Further support for concurrent inner retinal dysfunction is the presence of negative-type ERG, which is more typically seen in melanoma-associated retinopathy (MAR) although it has also been described in patients with CAR [811]. However, these reported CAR cases had no fundus abnormality except for segmental periphlebitis, similar to the typical MAR phenotype. Our case illustrated distinct ERG features that resemble complete congenital stationary night blindness including an essentially flat rod-specific ERG response and square-wave appearance of the single flash photopic ERG due to a delayed and sharply rising b-wave [12]. These features are consistent with depolarizing or ON-bipolar cell dysfunction. The reduced and delayed a-wave suggests additional photoreceptor dysfunction, and therefore, recording of the ON- and OFF-responses to long-flash stimulation is required to conclude that the post-receptoral ON-pathway is more severely affected than the OFF-pathway. Unfortunately, this was not performed on our patient and is a limitation of the ISCEV standard full-field ERG protocol. It is thus a recommendation of this study that future revision of the standard protocol includes long-flash recordings in patients where a negative-type ERG is revealed. Preserved VEP indicated no significant paraneoplastic optic neuropathy. The unusual combination of negative-type ERG and neuroretinopathy on OCT in this case of CAR points to both inner and outer retinopathies. These clinical features are supported by IHC findings, which demonstrated binding of anti-retinal autoantibodies in the patient’s serum to cells in the GCL, INL and ONL of the retina.

The patient’s serum contained IgG antibodies that recognized antigens present in both the prostate NET cells and the human retina (Fig. 3). Western blotting revealed a number of potential antigens present in human retinal protein lysates, two of which were identified as GAPDH and alpha-enolase (Online Resource 5). Both of these antibodies have previously been associated with CAR [13] and were expressed by NET cells in the prostate (Fig. 3i, j). NET cells also expressed the 23-kDa retinal protein recoverin (Fig. 3k). Western blotting of retinal lysates demonstrated patient IgG immunoreactivity to a 23-kDa band. This band was shown to comigrate with recoverin immunoreactivity, suggesting anti-recoverin antibodies may have also been present (Online Resource 5). However, western blotting against a purified recoverin protein is necessary to verify this observation. Together, these results suggest a complex systemic immune response may be recruited against a variety of antigens commonly expressed by retinal and NET cells.

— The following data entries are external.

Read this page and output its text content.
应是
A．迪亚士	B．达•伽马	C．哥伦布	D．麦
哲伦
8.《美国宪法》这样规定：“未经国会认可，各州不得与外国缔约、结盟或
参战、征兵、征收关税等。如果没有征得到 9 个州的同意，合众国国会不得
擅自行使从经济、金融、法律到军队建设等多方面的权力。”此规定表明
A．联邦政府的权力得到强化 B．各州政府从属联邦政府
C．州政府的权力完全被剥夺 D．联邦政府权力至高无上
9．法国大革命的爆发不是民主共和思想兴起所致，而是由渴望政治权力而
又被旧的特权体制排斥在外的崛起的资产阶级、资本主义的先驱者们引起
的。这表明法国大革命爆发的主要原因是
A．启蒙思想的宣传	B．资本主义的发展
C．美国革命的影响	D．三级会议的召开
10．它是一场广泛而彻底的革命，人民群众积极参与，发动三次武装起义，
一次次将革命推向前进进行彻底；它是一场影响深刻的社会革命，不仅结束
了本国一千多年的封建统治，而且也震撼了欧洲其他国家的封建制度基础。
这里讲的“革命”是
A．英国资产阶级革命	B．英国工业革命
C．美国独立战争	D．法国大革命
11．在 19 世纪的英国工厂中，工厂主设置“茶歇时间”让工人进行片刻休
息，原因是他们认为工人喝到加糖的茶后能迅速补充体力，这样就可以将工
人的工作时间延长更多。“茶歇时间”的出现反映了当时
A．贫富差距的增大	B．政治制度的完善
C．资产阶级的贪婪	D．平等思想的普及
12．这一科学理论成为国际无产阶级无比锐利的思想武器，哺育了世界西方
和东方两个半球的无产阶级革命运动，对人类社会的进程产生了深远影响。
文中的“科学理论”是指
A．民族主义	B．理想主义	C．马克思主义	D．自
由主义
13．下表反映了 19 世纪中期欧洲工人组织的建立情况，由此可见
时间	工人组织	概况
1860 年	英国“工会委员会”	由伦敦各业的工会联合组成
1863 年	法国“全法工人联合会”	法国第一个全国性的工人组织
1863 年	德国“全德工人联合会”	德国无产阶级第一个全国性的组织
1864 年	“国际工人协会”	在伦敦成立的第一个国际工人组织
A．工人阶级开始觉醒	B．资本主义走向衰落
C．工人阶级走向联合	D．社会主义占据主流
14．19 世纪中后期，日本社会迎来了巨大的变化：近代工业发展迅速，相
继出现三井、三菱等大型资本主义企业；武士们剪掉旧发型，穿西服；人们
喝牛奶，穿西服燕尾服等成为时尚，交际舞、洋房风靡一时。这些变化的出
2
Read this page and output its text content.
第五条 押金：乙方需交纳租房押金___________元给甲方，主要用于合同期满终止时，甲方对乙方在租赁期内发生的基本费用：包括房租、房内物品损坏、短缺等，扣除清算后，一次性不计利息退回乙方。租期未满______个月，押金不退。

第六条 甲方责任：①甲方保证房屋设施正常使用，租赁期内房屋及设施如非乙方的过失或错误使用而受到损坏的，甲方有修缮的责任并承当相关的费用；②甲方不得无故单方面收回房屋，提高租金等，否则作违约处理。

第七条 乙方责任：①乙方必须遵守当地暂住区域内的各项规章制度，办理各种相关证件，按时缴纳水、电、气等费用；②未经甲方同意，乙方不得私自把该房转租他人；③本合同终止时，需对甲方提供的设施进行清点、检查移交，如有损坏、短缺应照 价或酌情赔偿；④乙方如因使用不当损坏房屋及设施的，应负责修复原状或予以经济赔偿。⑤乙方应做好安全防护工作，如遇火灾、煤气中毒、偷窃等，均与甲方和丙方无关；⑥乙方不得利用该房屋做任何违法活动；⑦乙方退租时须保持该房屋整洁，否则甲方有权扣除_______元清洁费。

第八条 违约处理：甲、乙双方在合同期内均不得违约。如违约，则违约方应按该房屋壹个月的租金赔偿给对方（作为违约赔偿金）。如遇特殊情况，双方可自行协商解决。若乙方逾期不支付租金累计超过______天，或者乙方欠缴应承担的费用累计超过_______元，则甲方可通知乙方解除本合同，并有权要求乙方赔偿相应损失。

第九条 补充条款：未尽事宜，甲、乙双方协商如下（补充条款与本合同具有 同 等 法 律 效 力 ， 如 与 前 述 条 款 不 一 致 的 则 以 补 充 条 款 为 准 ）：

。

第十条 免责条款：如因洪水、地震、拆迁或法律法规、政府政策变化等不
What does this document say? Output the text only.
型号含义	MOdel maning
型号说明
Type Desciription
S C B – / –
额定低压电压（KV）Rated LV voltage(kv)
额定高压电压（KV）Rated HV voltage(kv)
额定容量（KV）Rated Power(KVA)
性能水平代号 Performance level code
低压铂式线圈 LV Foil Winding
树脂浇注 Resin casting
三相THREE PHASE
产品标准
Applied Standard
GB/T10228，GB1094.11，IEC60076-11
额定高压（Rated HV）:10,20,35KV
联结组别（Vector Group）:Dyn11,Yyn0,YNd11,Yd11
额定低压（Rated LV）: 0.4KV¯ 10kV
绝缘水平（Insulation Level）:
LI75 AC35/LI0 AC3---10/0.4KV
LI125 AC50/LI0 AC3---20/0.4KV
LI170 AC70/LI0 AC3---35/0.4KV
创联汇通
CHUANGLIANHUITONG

In conclusion, a spectrum of autoreactive antibodies is associated with a unique phenotype of acute progressive paravascular placoid neuroretinopathy resulting in degeneration of photoreceptor cells, suspected dysfunction of depolarizing bipolar cells and classic negative-type ERG in paraneoplastic retinopathy. Detailed clinical, functional and immunological phenotyping of paraneoplastic retinopathy illustrates the complex mechanism of paraneoplastic syndrome.